Gloria looks at me, then Mike, seemingly unconvinced; then she turns back to the grill. I glance at Mike, eyebrows raised, feeling a bit guilty that we’ve minimized the danger. Still, her worrying the whole time we’re on the mountain won’t help anyone.

In the past, she has expressed her concerns about me getting hurt or killed in the mountains. But Gloria’s climbed some rock and ice with me over the last decade, and she’s seen how safety-conscious I am. She also knows how highly skilled a climber Mike is, and how well he and I climb together. So, although she’s a bit nervous about Rainier, she doesn’t press the issue.

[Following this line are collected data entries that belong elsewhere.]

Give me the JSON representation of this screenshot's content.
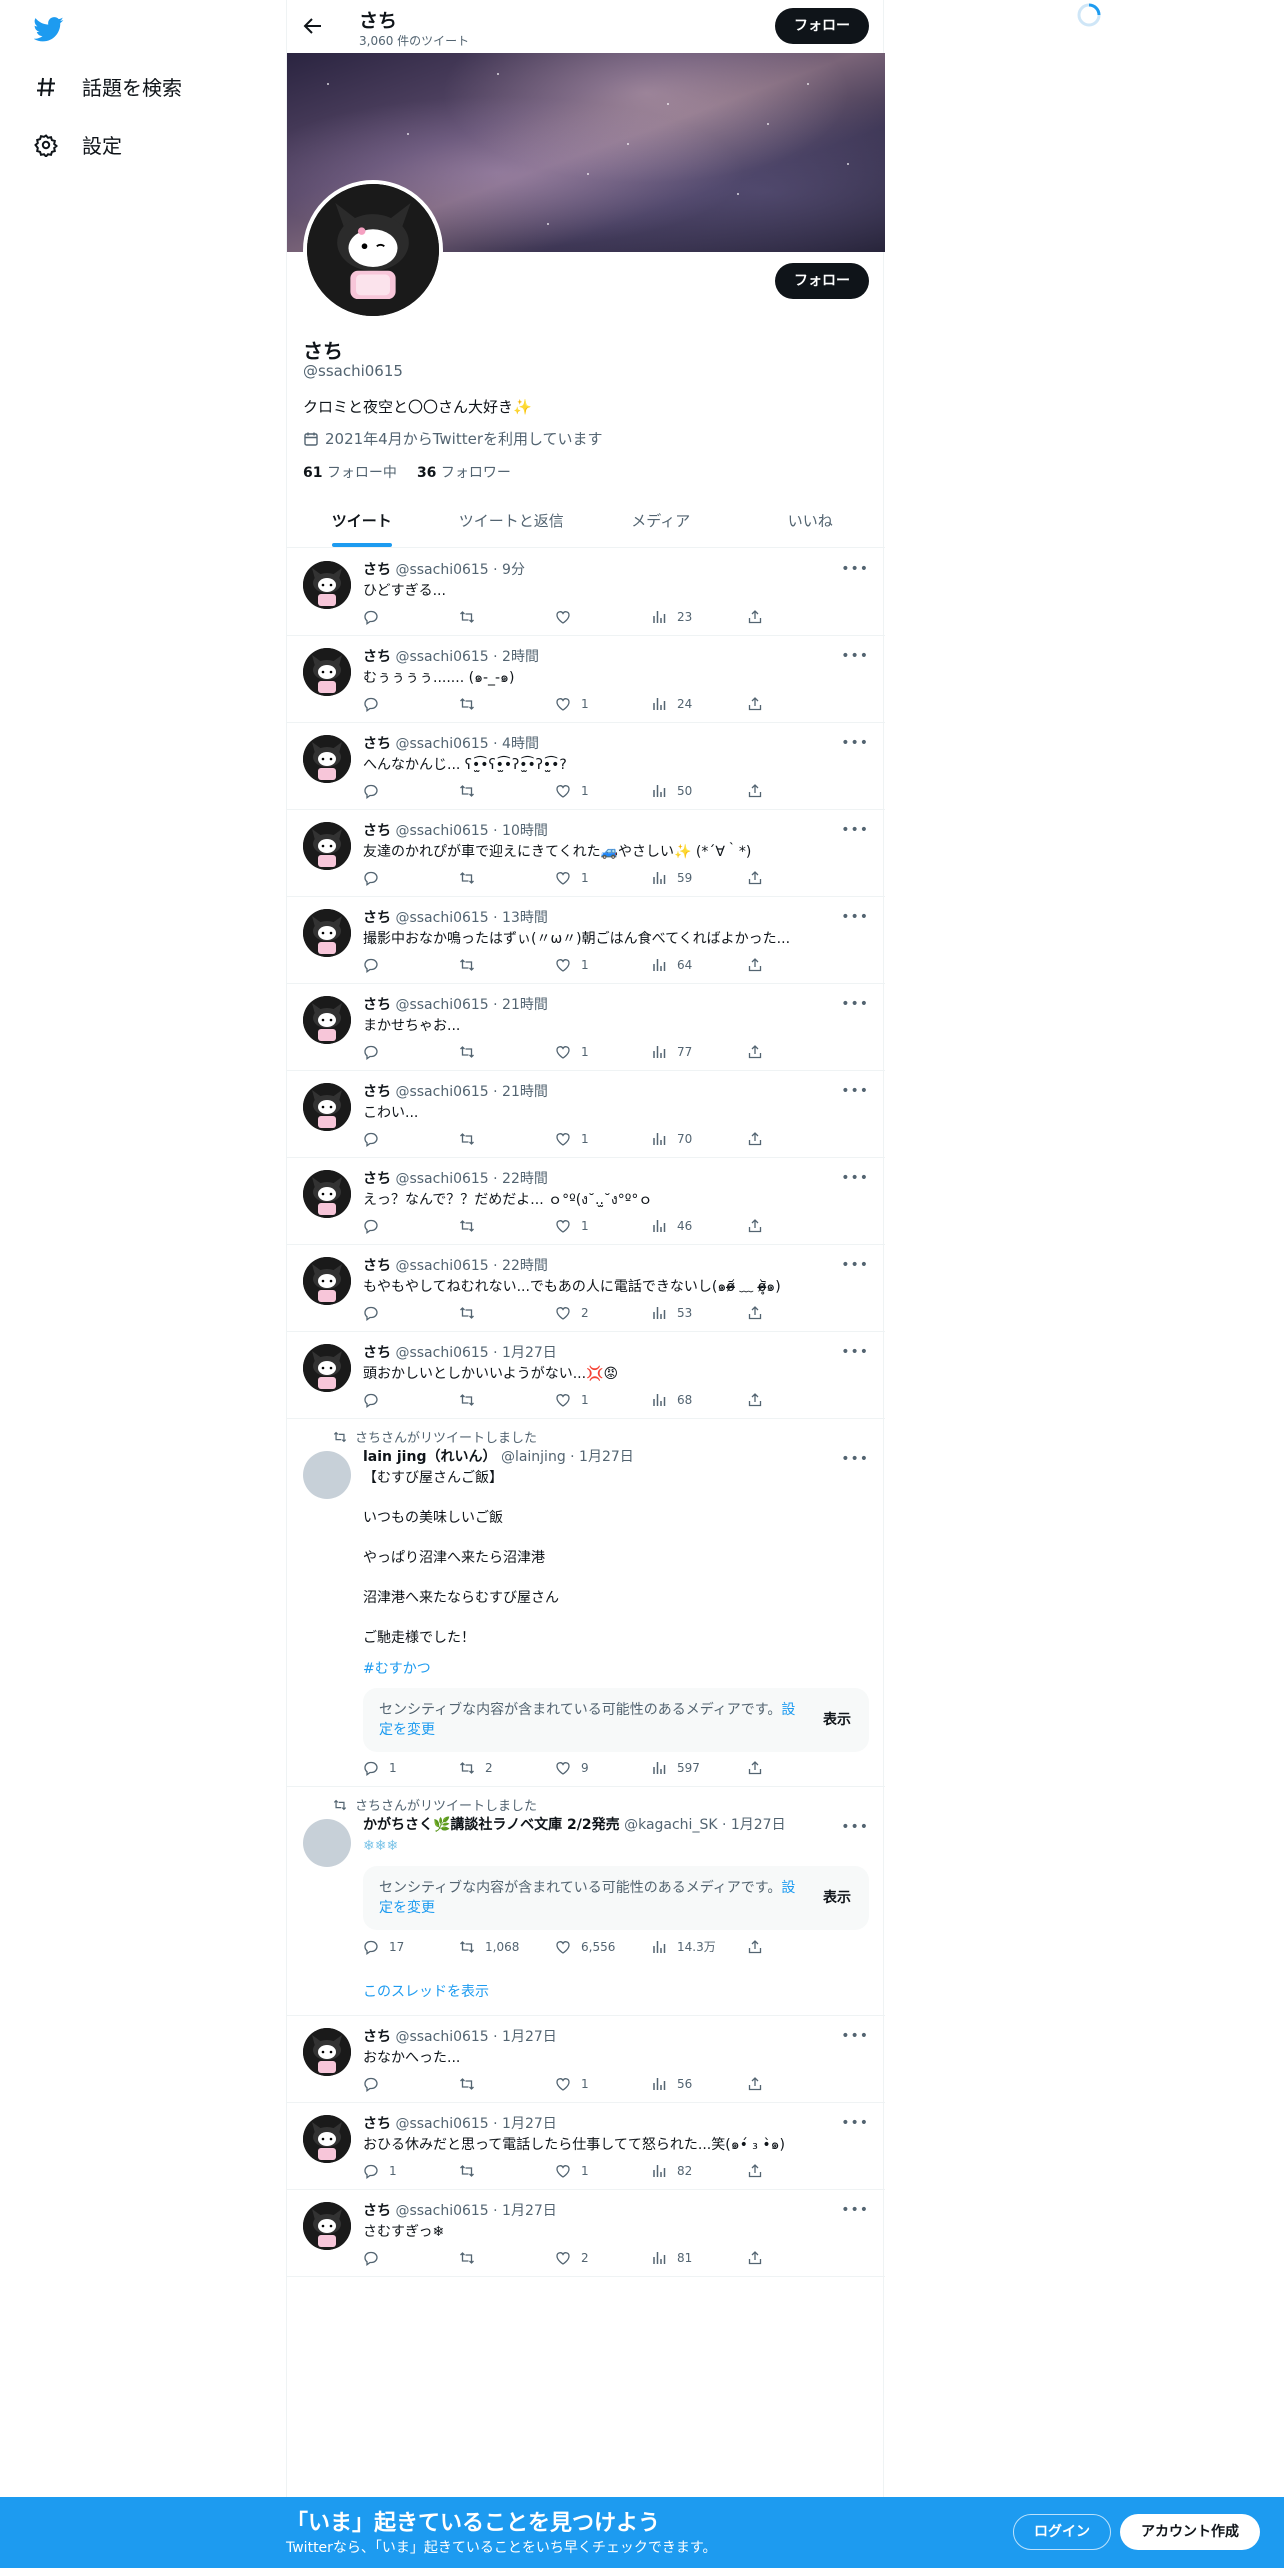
{
  "nav": {
    "items": [
      {
        "label": "話題を検索",
        "icon": "hashtag-icon"
      },
      {
        "label": "設定",
        "icon": "gear-icon"
      }
    ]
  },
  "header": {
    "name": "さち",
    "tweet_count": "3,060 件のツイート",
    "follow_label": "フォロー"
  },
  "profile": {
    "name": "さち",
    "handle": "@ssachi0615",
    "bio": "クロミと夜空と〇〇さん大好き✨",
    "joined": "2021年4月からTwitterを利用しています",
    "following_count": "61",
    "following_label": "フォロー中",
    "followers_count": "36",
    "followers_label": "フォロワー",
    "follow_label": "フォロー"
  },
  "tabs": [
    "ツイート",
    "ツイートと返信",
    "メディア",
    "いいね"
  ],
  "tweets": [
    {
      "name": "さち",
      "meta": "@ssachi0615 · 9分",
      "text": "ひどすぎる...",
      "reply": "",
      "retweet": "",
      "like": "",
      "views": "23"
    },
    {
      "name": "さち",
      "meta": "@ssachi0615 · 2時間",
      "text": "むぅぅぅぅ....... (๑-_-๑)",
      "reply": "",
      "retweet": "",
      "like": "1",
      "views": "24"
    },
    {
      "name": "さち",
      "meta": "@ssachi0615 · 4時間",
      "text": "へんなかんじ... ʕ•̫͡•ʕ•̫͡•ʔ•̫͡•ʔ•̫͡•?",
      "reply": "",
      "retweet": "",
      "like": "1",
      "views": "50"
    },
    {
      "name": "さち",
      "meta": "@ssachi0615 · 10時間",
      "text": "友達のかれぴが車で迎えにきてくれた🚙やさしい✨ (*´∀｀*)",
      "reply": "",
      "retweet": "",
      "like": "1",
      "views": "59"
    },
    {
      "name": "さち",
      "meta": "@ssachi0615 · 13時間",
      "text": "撮影中おなか鳴ったはずぃ(〃ω〃)朝ごはん食べてくればよかった...",
      "reply": "",
      "retweet": "",
      "like": "1",
      "views": "64"
    },
    {
      "name": "さち",
      "meta": "@ssachi0615 · 21時間",
      "text": "まかせちゃお...",
      "reply": "",
      "retweet": "",
      "like": "1",
      "views": "77"
    },
    {
      "name": "さち",
      "meta": "@ssachi0615 · 21時間",
      "text": "こわい...",
      "reply": "",
      "retweet": "",
      "like": "1",
      "views": "70"
    },
    {
      "name": "さち",
      "meta": "@ssachi0615 · 22時間",
      "text": "えっ？なんで？？だめだよ... ｏ°º(ง˘..̫˘ง°º°ｏ",
      "reply": "",
      "retweet": "",
      "like": "1",
      "views": "46"
    },
    {
      "name": "さち",
      "meta": "@ssachi0615 · 22時間",
      "text": "もやもやしてねむれない...でもあの人に電話できないし(๑o̴̶̷᷄ ﹏ o̴̶̷̥᷅๑)",
      "reply": "",
      "retweet": "",
      "like": "2",
      "views": "53"
    },
    {
      "name": "さち",
      "meta": "@ssachi0615 · 1月27日",
      "text": "頭おかしいとしかいいようがない...💢😡",
      "reply": "",
      "retweet": "",
      "like": "1",
      "views": "68"
    }
  ],
  "retweet1": {
    "label": "さちさんがリツイートしました",
    "name": "lain jing（れいん）",
    "meta": "@lainjing · 1月27日",
    "text": "【むすび屋さんご飯】\n\nいつもの美味しいご飯\n\nやっぱり沼津へ来たら沼津港\n\n沼津港へ来たならむすび屋さん\n\nご馳走様でした！",
    "hashtag": "#むすかつ",
    "sensitive_text": "センシティブな内容が含まれている可能性のあるメディアです。",
    "sensitive_link": "設定を変更",
    "show_label": "表示",
    "reply": "1",
    "retweet": "2",
    "like": "9",
    "views": "597"
  },
  "retweet2": {
    "label": "さちさんがリツイートしました",
    "name": "かがちさく🌿講談社ラノベ文庫 2/2発売",
    "meta": "@kagachi_SK · 1月27日",
    "text": "❄❄❄",
    "sensitive_text": "センシティブな内容が含まれている可能性のあるメディアです。",
    "sensitive_link": "設定を変更",
    "show_label": "表示",
    "reply": "17",
    "retweet": "1,068",
    "like": "6,556",
    "views": "14.3万",
    "thread_link": "このスレッドを表示"
  },
  "tweets2": [
    {
      "name": "さち",
      "meta": "@ssachi0615 · 1月27日",
      "text": "おなかへった...",
      "reply": "",
      "retweet": "",
      "like": "1",
      "views": "56"
    },
    {
      "name": "さち",
      "meta": "@ssachi0615 · 1月27日",
      "text": "おひる休みだと思って電話したら仕事してて怒られた...笑(๑•́ ₃ •̀๑)",
      "reply": "1",
      "retweet": "",
      "like": "1",
      "views": "82"
    },
    {
      "name": "さち",
      "meta": "@ssachi0615 · 1月27日",
      "text": "さむすぎっ❄",
      "reply": "",
      "retweet": "",
      "like": "2",
      "views": "81"
    }
  ],
  "bottom": {
    "title": "「いま」起きていることを見つけよう",
    "subtitle": "Twitterなら、「いま」起きていることをいち早くチェックできます。",
    "login": "ログイン",
    "signup": "アカウント作成"
  },
  "colors": {
    "accent": "#1d9bf0",
    "text": "#0f1419",
    "secondary": "#536471"
  }
}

I finish packing on June 16, 1992; then Gloria and I meet Mike at a local bookstore for a lecture by Royal Robbins, a Yosemite Valley rock-climbing legend. In his talk, he urges the audience to follow less-known paths in life. Dreaming of our departure the next day, I feel we are following Royal’s advice.

At six in the morning, Gloria sleepily drags herself downstairs to see me off. As is our custom before all my big climbs, she kisses
my protective medal, slips it over my head, and gives me a good-bye kiss to send me on my way. When I drive up to the home of Mike’s brother, Daryl, Mike’s bags are stacked in the driveway. Three hours later, our Continental jet is in the air. The adventure has begun.